Which is easier to export: manufactured goods that require shipping ore and oil halfway around the world, smelting the ore into steel and turning the oil into plastics, laboriously fabricating real products and then shipping the finished manufactured goods to the U.S. where fierce pricing competition strips away much of the premium/profit?
Or electronically printing money and exchanging it for real products, steel, oil, etc.?
I think we can safely say that creating money out of thin air and “exporting” that is much easier than actually mining, extracting or manufacturing real goods. This astonishing exchange of conjured money for real goods is the heart of the “exorbitant privilege” that accrues to the issuer of the global reserve currency (U.S. dollar).

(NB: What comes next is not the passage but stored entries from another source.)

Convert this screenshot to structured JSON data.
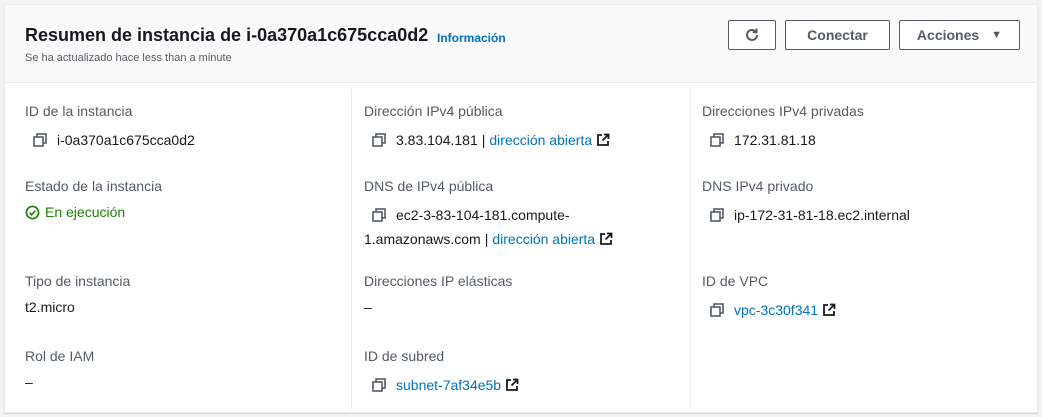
{
  "header": {
    "title": "Resumen de instancia de i-0a370a1c675cca0d2",
    "info_link": "Información",
    "subtitle": "Se ha actualizado hace less than a minute",
    "connect_label": "Conectar",
    "actions_label": "Acciones"
  },
  "fields": {
    "instance_id": {
      "label": "ID de la instancia",
      "value": "i-0a370a1c675cca0d2"
    },
    "public_ipv4": {
      "label": "Dirección IPv4 pública",
      "value": "3.83.104.181",
      "separator": "|",
      "link": "dirección abierta"
    },
    "private_ipv4": {
      "label": "Direcciones IPv4 privadas",
      "value": "172.31.81.18"
    },
    "instance_state": {
      "label": "Estado de la instancia",
      "value": "En ejecución"
    },
    "public_dns": {
      "label": "DNS de IPv4 pública",
      "value_line1": "ec2-3-83-104-181.compute-",
      "value_line2": "1.amazonaws.com",
      "separator": "|",
      "link": "dirección abierta"
    },
    "private_dns": {
      "label": "DNS IPv4 privado",
      "value": "ip-172-31-81-18.ec2.internal"
    },
    "instance_type": {
      "label": "Tipo de instancia",
      "value": "t2.micro"
    },
    "elastic_ip": {
      "label": "Direcciones IP elásticas",
      "value": "–"
    },
    "vpc_id": {
      "label": "ID de VPC",
      "value": "vpc-3c30f341"
    },
    "iam_role": {
      "label": "Rol de IAM",
      "value": "–"
    },
    "subnet_id": {
      "label": "ID de subred",
      "value": "subnet-7af34e5b"
    }
  },
  "colors": {
    "link": "#0073bb",
    "success": "#1d8102",
    "label": "#545b64"
  }
}
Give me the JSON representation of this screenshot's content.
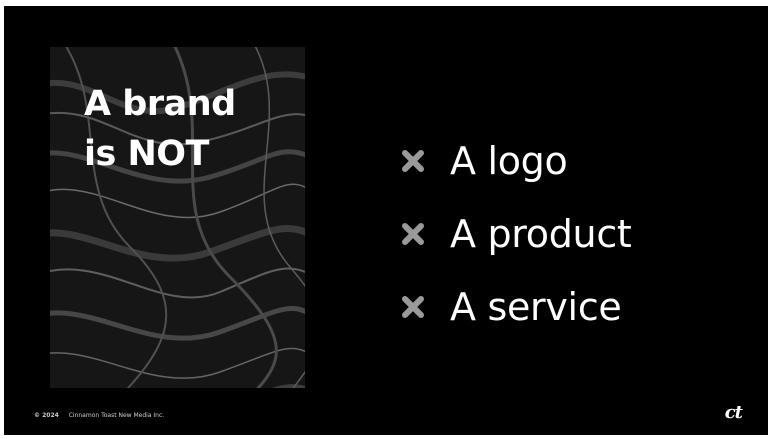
{
  "slide": {
    "background": "#000000",
    "heading_lines": [
      "A brand",
      "is NOT"
    ],
    "items": [
      {
        "icon": "x-icon",
        "label": "A logo"
      },
      {
        "icon": "x-icon",
        "label": "A product"
      },
      {
        "icon": "x-icon",
        "label": "A service"
      }
    ],
    "icon_color": "#9a9a9a",
    "footer": {
      "year": "© 2024",
      "company": "Cinnamon Toast New Media Inc."
    },
    "logo_text": "ct"
  }
}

To understand the reserve currency, we must understand Triffin’s Paradox, a topic I discussed in What Will Benefit from Global Recession? The U.S. Dollar (October 9, 2012) and Is There Any Correlation Between the U.S. Dollar and Gold (Or Anything Else?)
(November 14, 2012).
It seems very few grasp the implications of the Paradox, and even fewer relate it to global trade. I recently discussed Triffin’s Paradox and The Rule of Law in a video program with Gordon T. Long, who noted that the U.S. Council on Foreign Relations (CFR) described the conditions in which Triffin’s Paradox becomes unsustainable:
“To supply the world’s risk-free asset, the center country must run a current account deficit and in doing so become ever more indebted to foreigners,until the risk-free asset that it issues ceases to be risk-free. Precisely because the world is happy to have a dependable asset to hold as a store of value, it will buy so much of that asset that its issuer will become unsustainably burdened.”